Danny Pomanto Minta Korban SKHU Palsu Lapor Polisi

Editor: Ibnu Kasir Amahoru
Danny Pomanto Minta Korban SKHU Palsu Lapor Polisi
Wali Kota Makassar, Mohammad Ramdhan 'Danny' Pomanto menerima aduan orangtua siswa.

RAKYATKU.COM, MAKASSAR - Wali Kota Makassar, Mohammad Ramdhan 'Danny' Pomanto meminta orangtua siswa yang menjadi korban Surat Keterangan Hasil Ujian (SKHU) palsu, untuk melapor ke polisi.

"Silahkan melapor ke Polisi baru ke Dinas Pendidikan, laporkan yayasannya. Karena ini sudah ranah kriminal, penipuan dan pemalsuan," kata Danny pada orangtua siswa, Kamis (19/7/2018).

Danny juga meminta siswa untuk membuat surat resmi yang ditujukan untuk dirinya,  sebagai dasar untuk memerintahkan Dinas Pendidikan melakukan penindakan terhadap pihak sekolah.

"Dinas Pendidikan juga harusnya lebih pro aktif. Harus turun ke bawah mengawasi, jangan menunggu adanya persoalan. Karena ini mengorbankan masyarakat," tegasnya.

Danny berjanji akan membantu orangtua siswa untuk mencari jalan keluar, guna mengatasi persoalan dugaan pemalsuan SKHU yang diduga dilakukan Kepala Sekolah SMP Ki Hajar Dewantara Makassar, Abdul Latif Hasan. 

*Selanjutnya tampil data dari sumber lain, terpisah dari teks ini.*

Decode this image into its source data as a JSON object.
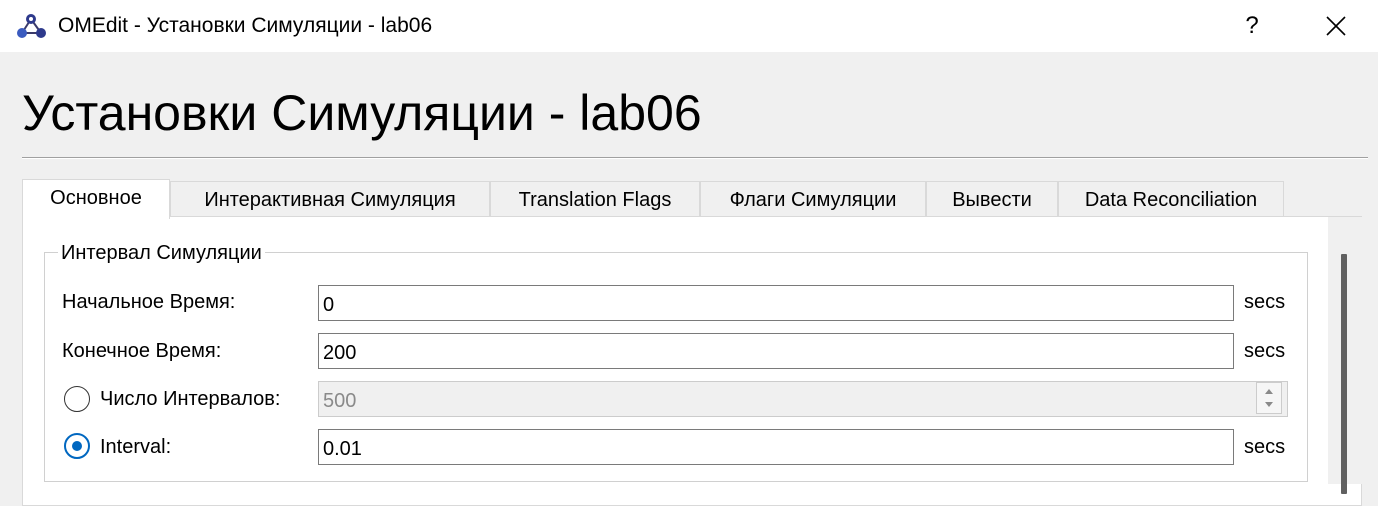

Diketahui sebelumnya, sejumlah orangtua siswa Sekolah Menengah Pertama (SMP) Ki Hajar Dewantara Makassar, menemui Wali Kota Makassar, Danny Pomanto, di Balai Kota Makassar, Kamis (19/7/2018).

Para orangtua mengadukan perihal SKHU dari sekolah yang diduga palsu. Setidaknya ada 30 orang siswa yang menjadi korban penipuan itu. Akibatnya, mereka terancam tidak dapat melanjutkan pendidikan.